High transparent and conductive undoped ZnO thin films deposited by reactive ion-beam sputtering

Abstract

High transparent and conductive undoped ZnO thin films deposited by reactive ion-beam sputtering on Si and glass substrates were studied. Our films were found to be polycrystalline ones having a hexagonal wurtzite structure with c-axis preferred orientation. In the course of experiments employing X-ray diffraction, energy dispersive X-ray analysis, multi-angle spectral ellipsometry, atomic force microscopy, optical transmission/reflection and electrical measurements, the influences of substrate temperature and accelerating voltage on the structural, optical and electrical properties of ZnO thin films were revealed and discussed.
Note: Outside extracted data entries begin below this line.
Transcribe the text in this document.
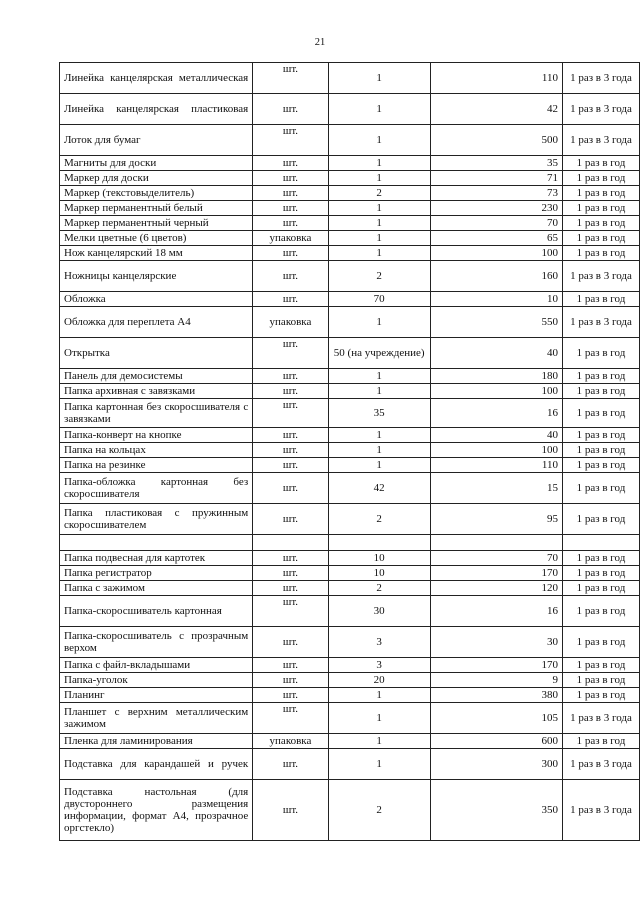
21
Линейка канцелярская металлическая	шт.	1	110	1 раз в 3 года
Линейка канцелярская пластиковая	шт.	1	42	1 раз в 3 года
Лоток для бумаг	шт.	1	500	1 раз в 3 года
Магниты для доски	шт.	1	35	1 раз в год
Маркер для доски	шт.	1	71	1 раз в год
Маркер (текстовыделитель)	шт.	2	73	1 раз в год
Маркер перманентный белый	шт.	1	230	1 раз в год
Маркер перманентный черный	шт.	1	70	1 раз в год
Мелки цветные (6 цветов)	упаковка	1	65	1 раз в год
Нож канцелярский 18 мм	шт.	1	100	1 раз в год
Ножницы канцелярские	шт.	2	160	1 раз в 3 года
Обложка	шт.	70	10	1 раз в год
Обложка для переплета А4	упаковка	1	550	1 раз в 3 года
Открытка	шт.	50 (на учреждение)	40	1 раз в год
Панель для демосистемы	шт.	1	180	1 раз в год
Папка архивная с завязками	шт.	1	100	1 раз в год
Папка картонная без скоросшивателя с завязками	шт.	35	16	1 раз в год
Папка-конверт на кнопке	шт.	1	40	1 раз в год
Папка на кольцах	шт.	1	100	1 раз в год
Папка на резинке	шт.	1	110	1 раз в год
Папка-обложка картонная без скоросшивателя	шт.	42	15	1 раз в год
Папка пластиковая с пружинным скоросшивателем	шт.	2	95	1 раз в год

Папка подвесная для картотек	шт.	10	70	1 раз в год
Папка регистратор	шт.	10	170	1 раз в год
Папка с зажимом	шт.	2	120	1 раз в год
Папка-скоросшиватель картонная	шт.	30	16	1 раз в год
Папка-скоросшиватель с прозрачным верхом	шт.	3	30	1 раз в год
Папка с файл-вкладышами	шт.	3	170	1 раз в год
Папка-уголок	шт.	20	9	1 раз в год
Планинг	шт.	1	380	1 раз в год
Планшет с верхним металлическим зажимом	шт.	1	105	1 раз в 3 года
Пленка для ламинирования	упаковка	1	600	1 раз в год
Подставка для карандашей и ручек	шт.	1	300	1 раз в 3 года
Подставка настольная (для двустороннего размещения информации, формат А4, прозрачное оргстекло)	шт.	2	350	1 раз в 3 года
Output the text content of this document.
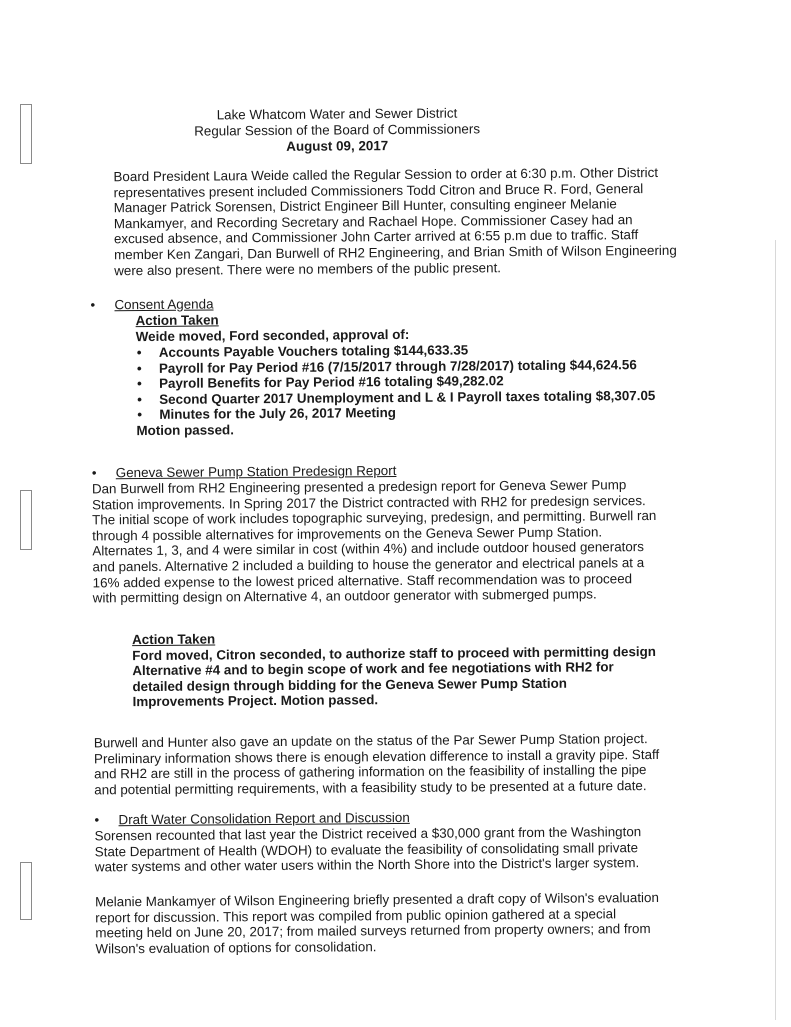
Lake Whatcom Water and Sewer District
Regular Session of the Board of Commissioners
August 09, 2017
Board President Laura Weide called the Regular Session to order at 6:30 p.m. Other District
representatives present included Commissioners Todd Citron and Bruce R. Ford, General
Manager Patrick Sorensen, District Engineer Bill Hunter, consulting engineer Melanie
Mankamyer, and Recording Secretary and Rachael Hope. Commissioner Casey had an
excused absence, and Commissioner John Carter arrived at 6:55 p.m due to traffic. Staff
member Ken Zangari, Dan Burwell of RH2 Engineering, and Brian Smith of Wilson Engineering
were also present. There were no members of the public present.
• Consent Agenda
Action Taken
Weide moved, Ford seconded, approval of:
• Accounts Payable Vouchers totaling $144,633.35
• Payroll for Pay Period #16 (7/15/2017 through 7/28/2017) totaling $44,624.56
• Payroll Benefits for Pay Period #16 totaling $49,282.02
• Second Quarter 2017 Unemployment and L & I Payroll taxes totaling $8,307.05
• Minutes for the July 26, 2017 Meeting
Motion passed.
• Geneva Sewer Pump Station Predesign Report
Dan Burwell from RH2 Engineering presented a predesign report for Geneva Sewer Pump
Station improvements. In Spring 2017 the District contracted with RH2 for predesign services.
The initial scope of work includes topographic surveying, predesign, and permitting. Burwell ran
through 4 possible alternatives for improvements on the Geneva Sewer Pump Station.
Alternates 1, 3, and 4 were similar in cost (within 4%) and include outdoor housed generators
and panels. Alternative 2 included a building to house the generator and electrical panels at a
16% added expense to the lowest priced alternative. Staff recommendation was to proceed
with permitting design on Alternative 4, an outdoor generator with submerged pumps.
Action Taken
Ford moved, Citron seconded, to authorize staff to proceed with permitting design
Alternative #4 and to begin scope of work and fee negotiations with RH2 for
detailed design through bidding for the Geneva Sewer Pump Station
Improvements Project. Motion passed.
Burwell and Hunter also gave an update on the status of the Par Sewer Pump Station project.
Preliminary information shows there is enough elevation difference to install a gravity pipe. Staff
and RH2 are still in the process of gathering information on the feasibility of installing the pipe
and potential permitting requirements, with a feasibility study to be presented at a future date.
• Draft Water Consolidation Report and Discussion
Sorensen recounted that last year the District received a $30,000 grant from the Washington
State Department of Health (WDOH) to evaluate the feasibility of consolidating small private
water systems and other water users within the North Shore into the District's larger system.
Melanie Mankamyer of Wilson Engineering briefly presented a draft copy of Wilson's evaluation
report for discussion. This report was compiled from public opinion gathered at a special
meeting held on June 20, 2017; from mailed surveys returned from property owners; and from
Wilson's evaluation of options for consolidation.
It was shown that the beneficial conditions for the growth of high-quality film are as follows: substrate temperature ranging in 200–250 °C and acceleration voltage ranging in 5–6 keV. O-rich condition of deposition helped to obtain p-type conductivity, which, however, was not stable over time. The best films with thickness nearly 100 nm demonstrated resistivities of ∼2 mOhm∙cm, being 86% transparent in visible light. Also, free electron concentration of ∼2 × 1020 cm−3 and mobility of ∼17 cm2 V−1s−1 were achieved. All this implies that the as-grown undoped ZnO films are promising for the application as high conductive transparent electrodes.